El citado documento se hace eco de la reunión, el pasado 1 de julio, del líder de Ansarul Islam, Jafar Dicko, con sus lugartenientes y jefes de unidades para ordenarles avanzar hacia la capital, Uagadugú, y tomar posiciones en la periferia de la misma antes del próximo diciembre. Asimismo, Dicko ordenó atacar la carretera entre la capital y Bobo-Dioulasso, segunda ciudad del país, para bloquear la circulación, así como los ejes que van en dirección a los vecinos Togo y Ghana antes de este agosto.

Dos patrullas militares realizan una misión de control por la zona de Barsalogho, Burkina Faso, para asegurar el perímetro donde están instalados la mayoría de los desplazados que llegan huyendo de los ataques el pasado mes de marzo.
Dos patrullas militares realizan una misión de control por la zona de Barsalogho, Burkina Faso, para asegurar el perímetro donde están instalados la mayoría de los desplazados que llegan huyendo de los ataques el pasado mes de marzo. Juan Luis Rod

Decenas de vías, ejes de comunicación tan importantes como el que une a la capital con Ouhaigouya, principal ciudad regional, así como la ruta entre Kaya y Dori, sufren la colocación de minas artesanales. El objetivo es impedir el aprovisionamiento de las zonas ocupadas para forzar la huida de la población, así como el movimiento de las fuerzas de seguridad. Aunque son las unidades de Ansarul Islam las que dominan la situación en las regiones de Sahel y Centro-Norte, la Provincia del Estado Islámico en el Sahel, vinculada al ISIS, se mantiene también activa sobre todo al este y oeste del país con tácticas similares.

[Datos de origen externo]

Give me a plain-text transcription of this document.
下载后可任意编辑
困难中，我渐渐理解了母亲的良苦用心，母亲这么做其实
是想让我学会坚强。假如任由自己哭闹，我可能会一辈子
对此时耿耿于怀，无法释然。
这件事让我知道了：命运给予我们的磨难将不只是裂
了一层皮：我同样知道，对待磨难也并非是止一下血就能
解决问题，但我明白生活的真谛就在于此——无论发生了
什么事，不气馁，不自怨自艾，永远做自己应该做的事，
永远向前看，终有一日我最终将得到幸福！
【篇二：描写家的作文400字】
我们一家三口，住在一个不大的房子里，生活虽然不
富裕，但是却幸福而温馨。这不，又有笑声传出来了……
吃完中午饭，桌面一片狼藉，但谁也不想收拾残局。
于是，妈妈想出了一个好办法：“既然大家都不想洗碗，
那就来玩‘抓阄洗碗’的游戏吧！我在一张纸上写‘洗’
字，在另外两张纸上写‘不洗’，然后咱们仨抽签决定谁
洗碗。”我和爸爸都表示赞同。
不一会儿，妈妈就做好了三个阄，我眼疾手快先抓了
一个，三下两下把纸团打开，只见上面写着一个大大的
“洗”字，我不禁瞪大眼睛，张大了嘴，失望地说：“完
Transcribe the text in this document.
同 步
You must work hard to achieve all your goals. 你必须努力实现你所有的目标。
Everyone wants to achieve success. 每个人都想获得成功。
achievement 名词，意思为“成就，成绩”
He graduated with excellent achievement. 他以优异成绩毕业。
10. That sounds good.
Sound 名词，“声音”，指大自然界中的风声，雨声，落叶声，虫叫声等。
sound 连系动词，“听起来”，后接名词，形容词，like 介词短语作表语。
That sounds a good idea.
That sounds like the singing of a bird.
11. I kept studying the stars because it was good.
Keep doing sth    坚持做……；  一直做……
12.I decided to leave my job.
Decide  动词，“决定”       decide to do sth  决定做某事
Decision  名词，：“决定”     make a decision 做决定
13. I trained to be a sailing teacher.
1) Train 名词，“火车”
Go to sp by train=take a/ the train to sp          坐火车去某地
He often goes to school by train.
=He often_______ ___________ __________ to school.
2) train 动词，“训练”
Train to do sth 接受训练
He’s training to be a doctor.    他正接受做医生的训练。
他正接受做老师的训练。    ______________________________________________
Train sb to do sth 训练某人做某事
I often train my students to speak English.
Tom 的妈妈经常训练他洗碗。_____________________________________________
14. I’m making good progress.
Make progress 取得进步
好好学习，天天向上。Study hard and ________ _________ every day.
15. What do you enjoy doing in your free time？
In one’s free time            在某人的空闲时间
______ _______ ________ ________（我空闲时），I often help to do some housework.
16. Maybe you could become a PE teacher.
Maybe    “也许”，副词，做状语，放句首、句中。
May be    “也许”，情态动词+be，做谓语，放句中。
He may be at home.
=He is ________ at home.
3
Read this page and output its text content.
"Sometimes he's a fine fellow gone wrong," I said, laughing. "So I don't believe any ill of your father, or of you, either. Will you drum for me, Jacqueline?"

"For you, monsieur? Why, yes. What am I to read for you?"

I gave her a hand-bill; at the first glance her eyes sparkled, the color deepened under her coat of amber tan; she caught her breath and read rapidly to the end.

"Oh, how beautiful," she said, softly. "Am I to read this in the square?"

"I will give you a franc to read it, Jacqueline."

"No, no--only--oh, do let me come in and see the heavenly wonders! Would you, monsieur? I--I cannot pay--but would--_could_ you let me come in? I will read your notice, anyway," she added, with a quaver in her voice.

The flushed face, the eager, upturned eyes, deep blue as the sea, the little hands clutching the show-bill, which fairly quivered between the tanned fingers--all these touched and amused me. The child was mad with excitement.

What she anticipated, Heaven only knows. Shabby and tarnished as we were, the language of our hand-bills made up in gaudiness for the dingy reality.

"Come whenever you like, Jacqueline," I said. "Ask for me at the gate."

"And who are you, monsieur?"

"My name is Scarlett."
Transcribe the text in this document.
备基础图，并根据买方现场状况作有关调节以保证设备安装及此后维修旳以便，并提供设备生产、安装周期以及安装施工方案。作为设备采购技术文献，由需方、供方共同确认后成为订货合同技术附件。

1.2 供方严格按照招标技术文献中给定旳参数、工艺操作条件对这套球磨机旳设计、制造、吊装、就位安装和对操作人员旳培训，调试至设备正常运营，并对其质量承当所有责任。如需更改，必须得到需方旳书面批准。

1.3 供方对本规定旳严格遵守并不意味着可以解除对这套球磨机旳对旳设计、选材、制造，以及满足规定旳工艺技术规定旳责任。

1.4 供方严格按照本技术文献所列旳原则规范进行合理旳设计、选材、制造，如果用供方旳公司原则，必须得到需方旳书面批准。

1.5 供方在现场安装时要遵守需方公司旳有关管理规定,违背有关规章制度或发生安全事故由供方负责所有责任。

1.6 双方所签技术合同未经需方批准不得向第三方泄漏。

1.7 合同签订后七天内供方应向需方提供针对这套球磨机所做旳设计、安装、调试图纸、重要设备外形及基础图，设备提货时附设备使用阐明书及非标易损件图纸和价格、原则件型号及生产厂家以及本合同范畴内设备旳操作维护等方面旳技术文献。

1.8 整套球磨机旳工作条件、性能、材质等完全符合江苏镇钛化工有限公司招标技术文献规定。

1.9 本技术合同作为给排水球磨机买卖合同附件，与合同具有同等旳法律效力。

El Gobierno de Burkina Faso, bajo control de la junta militar golpista, ha reaccionado a su vez tratando de impedir el aprovisionamiento de los grupos armados en aquellas ciudades sobre las que mantiene el control y decretando varias regiones como zona de interés militar para forzar a la población a abandonarlas y tener así campo libre para sus operaciones. Las consecuencias de todo ello están siendo una huida masiva de los ciudadanos, unos dos millones de desplazados internos en un país de unos 20 millones de habitantes, y un desabastecimiento de alimentos en numerosas localidades. “La gente de Sebba está comiendo hojas”, aseguraba el pasado 28 de julio Ulrich Crépin Namfeibona, jefe de misión de Médicos sin Fronteras en Burkina Faso, “si no hacemos nada en los próximos días podemos asistir a una crisis nutricional catastrófica”.